Bug 20641 - [NL] Editors preferences - 'Default' Text file detected incorrectly on W2K and XP
Summary: [NL] Editors preferences - 'Default' Text file detected incorrectly on W2K an...
Status: RESOLVED FIXED
Alias: None
Product: Platform
Classification: Eclipse Project
Component: Text (show other bugs)
Version: 2.0   Edit
Hardware: PC Windows 2000
: P3 normal (vote)
Target Milestone: 3.0   Edit
Assignee: Platform-Text-Inbox CLA
QA Contact:
URL:
Whiteboard:
Keywords: nl
Depends on: 22016
Blocks:
  Show dependency tree
 
Reported: 2002-06-19 09:34 EDT by Christophe Cornu CLA
Modified: 2006-05-12 07:34 EDT (History)
5 users (show)

See Also:


Attachments
Readme for PR20641 (1.67 KB, text/plain)
2002-06-20 18:44 EDT, Christophe Cornu CLA
no flags Details

Note You need to log in before you can comment on or make changes to this bug.
Description Christophe Cornu CLA 2002-06-19 09:34:56 EDT
Build F3
In Window > Preferences > Editors > Text file encoding > Default
On W2K and XP, the value can be incorrect.
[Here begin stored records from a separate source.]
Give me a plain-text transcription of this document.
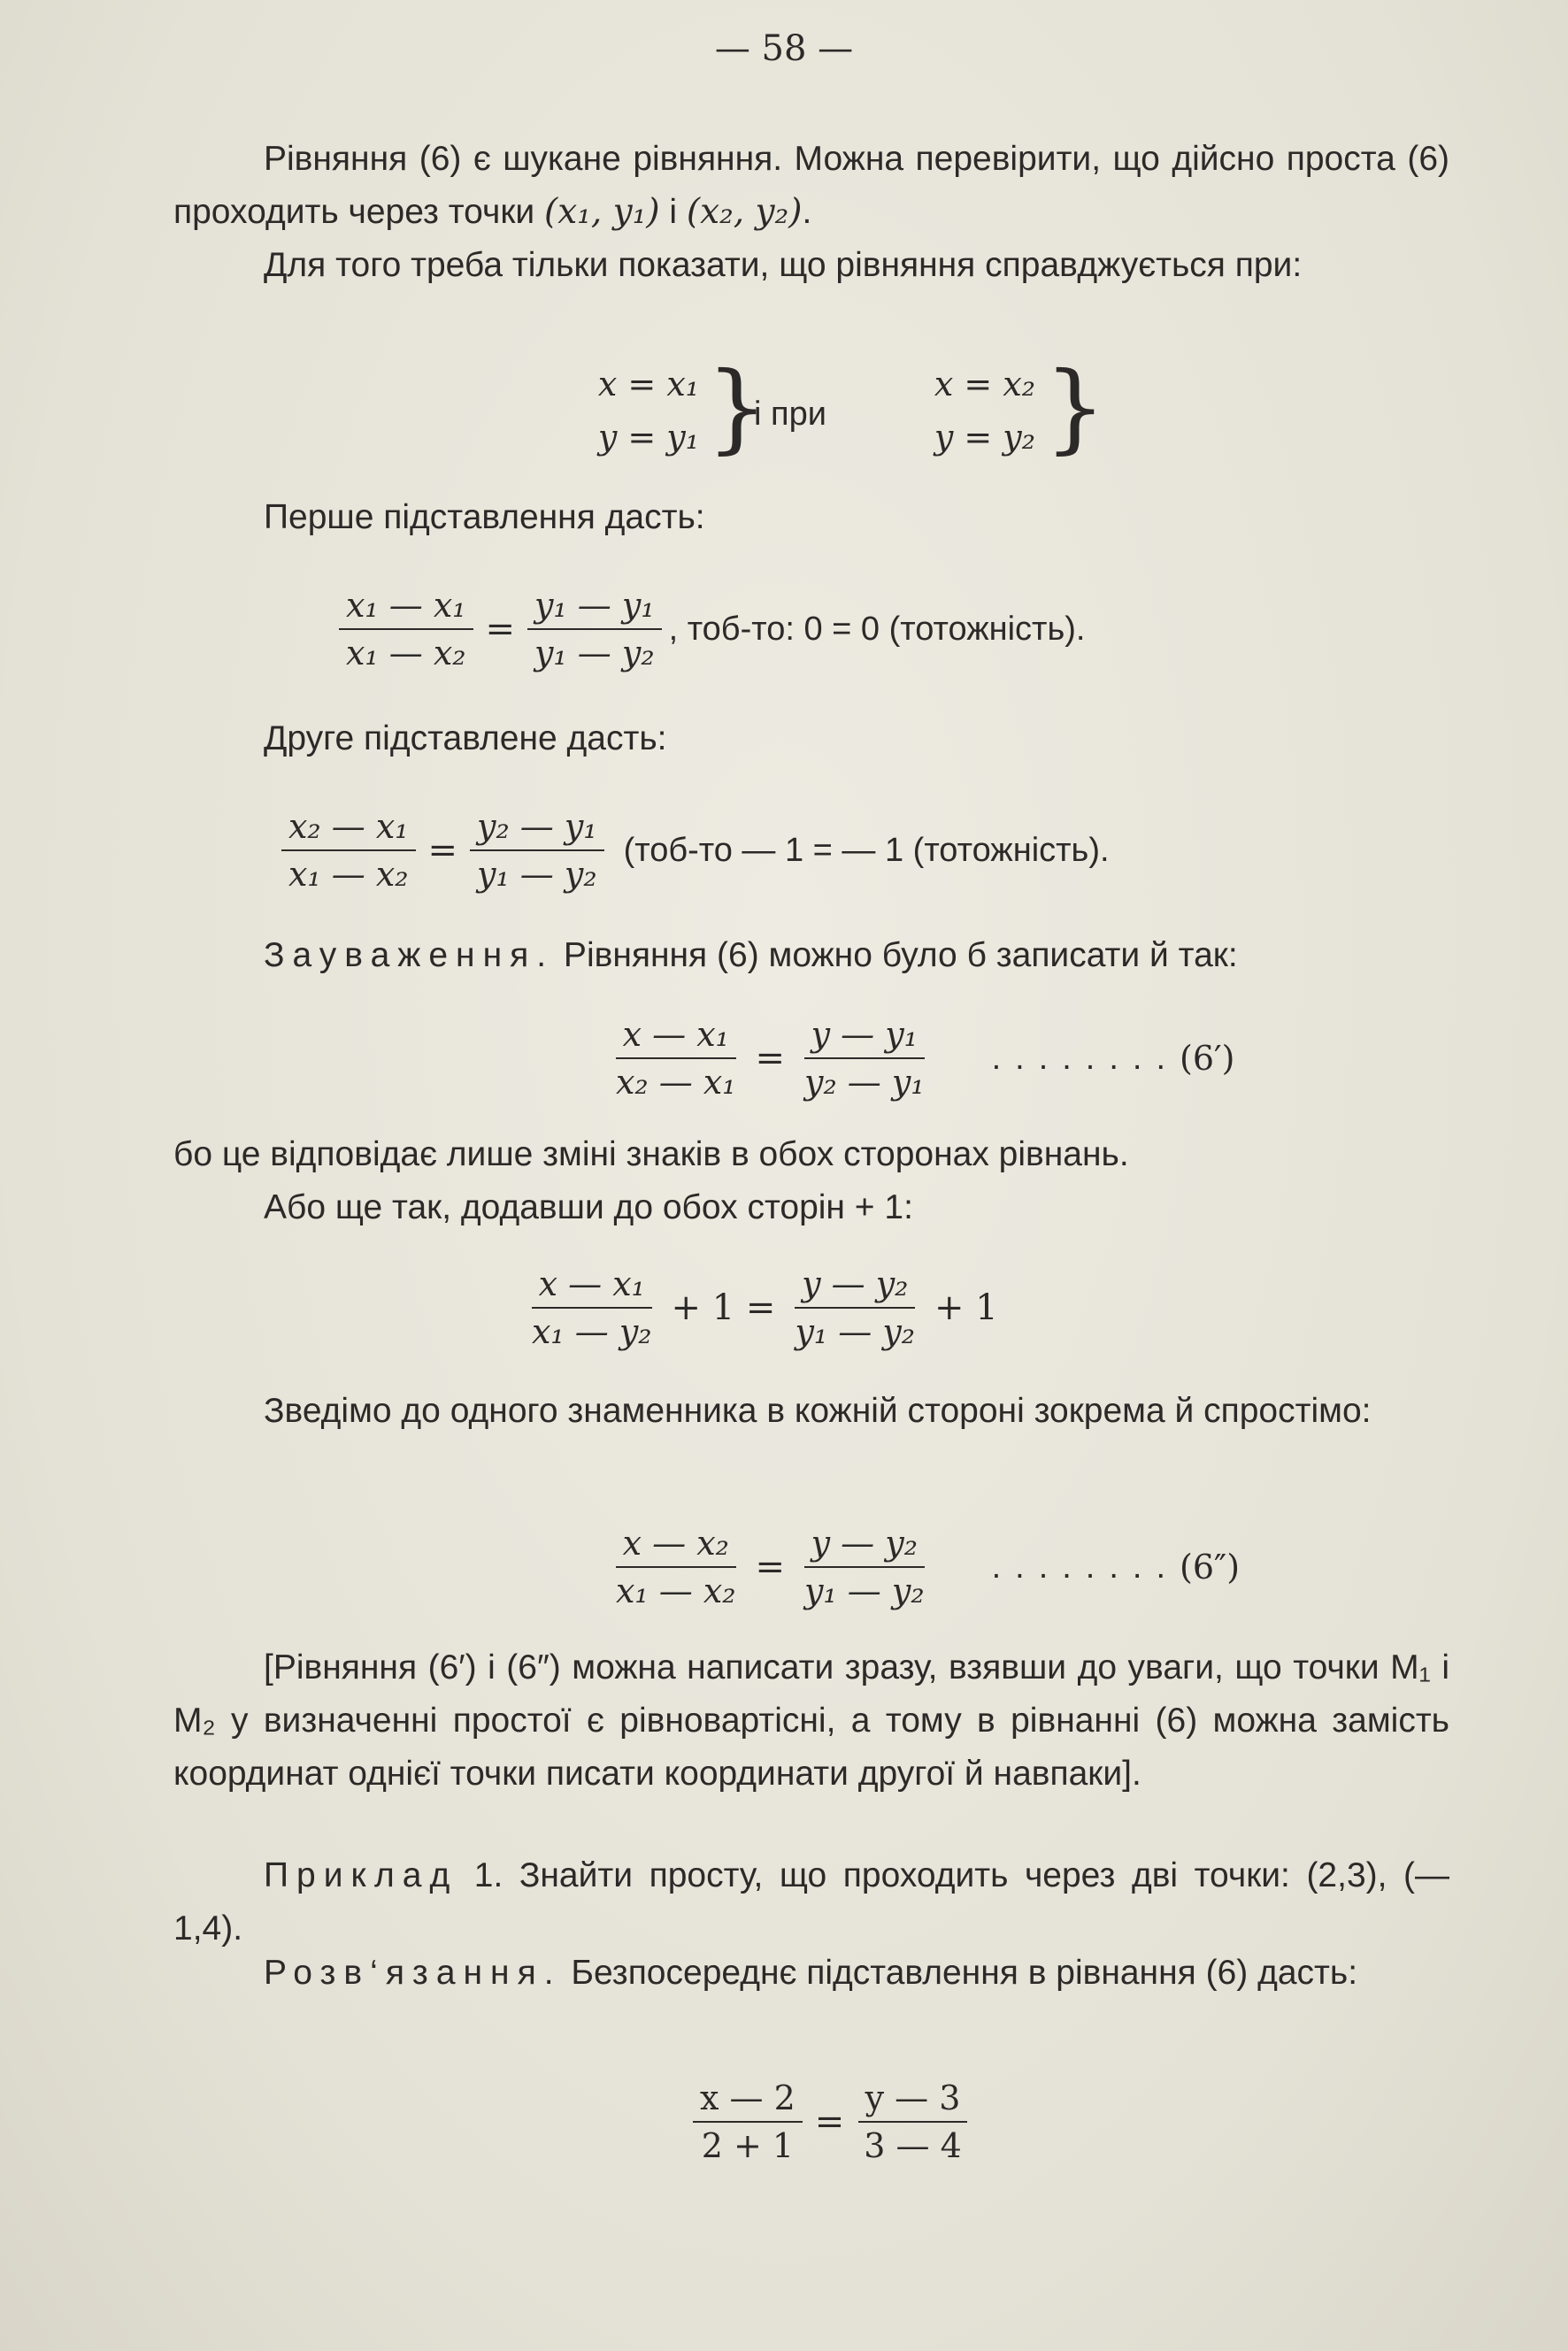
— 58 —

Рівняння (6) є шукане рівняння. Можна перевірити, що дійсно проста (6) проходить через точки (x₁, y₁) і (x₂, y₂).

Для того треба тільки показати, що рівняння справджується при:

x = x₁
y = y₁ }
і при
x = x₂
y = y₂ }
Перше підставлення дасть:
$\frac{\text{x₁ — x₁}}{\text{x₁ — x₂}} = \frac{\text{y₁ — y₁}}{\text{y₁ — y₂}}$ , тоб-то: 0 = 0 (тотожність).
Друге підставлене дасть:
$\frac{\text{x₂ — x₁}}{\text{x₁ — x₂}} = \frac{\text{y₂ — y₁}}{\text{y₁ — y₂}} (тоб-то$ — 1 = — 1 (тотожність).

Зауваження. Рівняння (6) можно було б записати й так:

$\frac{\text{x — x₁}}{\text{x₂ — x₁}} = \frac{\text{y — y₁}}{\text{y₂ — y₁}}$ ........ (6′)

бо це відповідає лише зміні знаків в обох сторонах рівнань.

Або ще так, додавши до обох сторін + 1:

$\frac{\text{x — x₁}}{\text{x₁ — y₂}} + 1 = \frac{\text{y — y₂}}{\text{y₁ — y₂}} + 1$

Зведімо до одного знаменника в кожній стороні зокрема й спростімо:

$\frac{\text{x — x₂}}{\text{x₁ — x₂}} = \frac{\text{y — y₂}}{\text{y₁ — y₂}}$ ........ (6″)

[Рівняння (6′) і (6″) можна написати зразу, взявши до уваги, що точки M₁ і M₂ у визначенні простої є рівновартісні, а тому в рівнанні (6) можна замість координат однієї точки писати координати другої й навпаки].

Приклад 1. Знайти просту, що проходить через дві точки: (2,3), (— 1,4).

Розв‘язання. Безпосереднє підставлення в рівнання (6) дасть:

$\frac{x — 2}{2 + 1} = \frac{y — 3}{3 — 4}$
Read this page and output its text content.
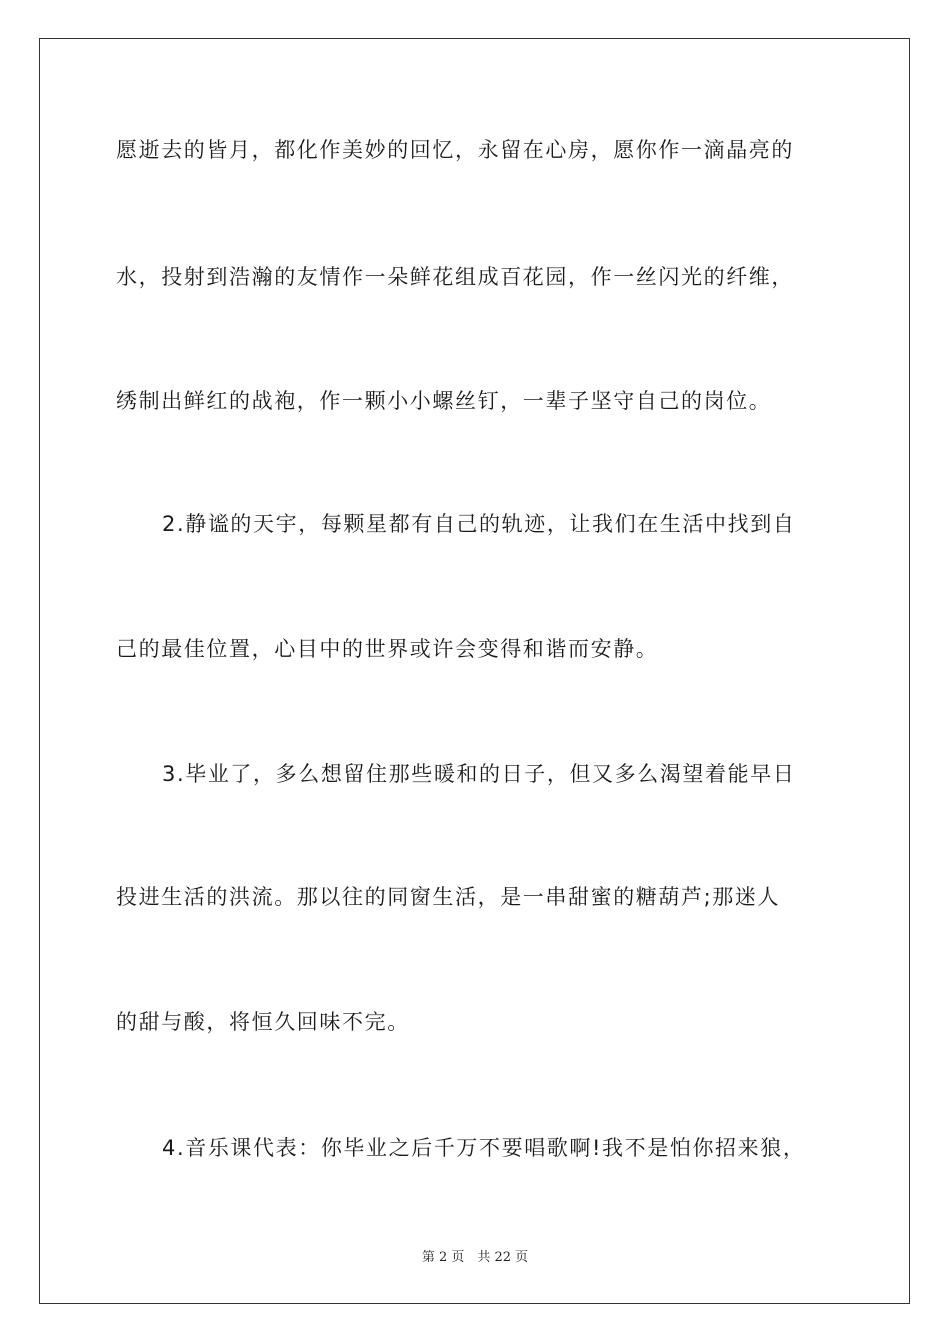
愿逝去的皆月，都化作美妙的回忆，永留在心房，愿你作一滴晶亮的
水，投射到浩瀚的友情作一朵鲜花组成百花园，作一丝闪光的纤维，
绣制出鲜红的战袍，作一颗小小螺丝钉，一辈子坚守自己的岗位。
2.静谧的天宇，每颗星都有自己的轨迹，让我们在生活中找到自
己的最佳位置，心目中的世界或许会变得和谐而安静。
3.毕业了，多么想留住那些暖和的日子，但又多么渴望着能早日
投进生活的洪流。那以往的同窗生活，是一串甜蜜的糖葫芦;那迷人
的甜与酸，将恒久回味不完。
4.音乐课代表：你毕业之后千万不要唱歌啊!我不是怕你招来狼，
第 2 页　共 22 页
The problem appears to be due to the JRE not returning the correct value. So 
the bug does not reside directly inside Eclipse, but this impacts Eclipse and 
may need to be worked around. I used IBM 1.3.1 jre.

Apparent JRE bug:
// on W2K/XP, returns user's locale, not the system's locale
String fileEncoding = System.getProperty("file.encoding");

W2K/XP define multiple locales.
Microsoft explains what user's locale and system's locale mean at:
http://www.microsoft.com/globaldev/faqs/locales.asp

How to reproduce:
.Use a W2K or XP box with multiple locales installed. For example Hebrew and 
English.
.Set the system locale to Hebrew (code page 1255)
.Set the user's locale to English (code page for latin languages: 1252)
(See PR20373 for explanations on how to set the system and user's locales on 
W2K and XP)
Eclipse will display 1252 as the default codepage for file encoding. This is 
wrong, it should be 1255.

A simple workaround for the user is to ensure that the user's locale is 
matching their system locale - Eclipse will display the correct default file 
encoding as a result.

PR20373 contains more info related to bidi issues/confusions.
Comment 1 Nick Edgar CLA 2002-06-19 09:58:03 EDT
Should investigate whether there is a more appropriate system property we can 
use.
Comment 2 Tod Creasey CLA 2002-06-19 10:45:07 EDT
I think we actually have it right. The purpose of setting the user locale in 
Win2000 is to allow for switching of input and save modes.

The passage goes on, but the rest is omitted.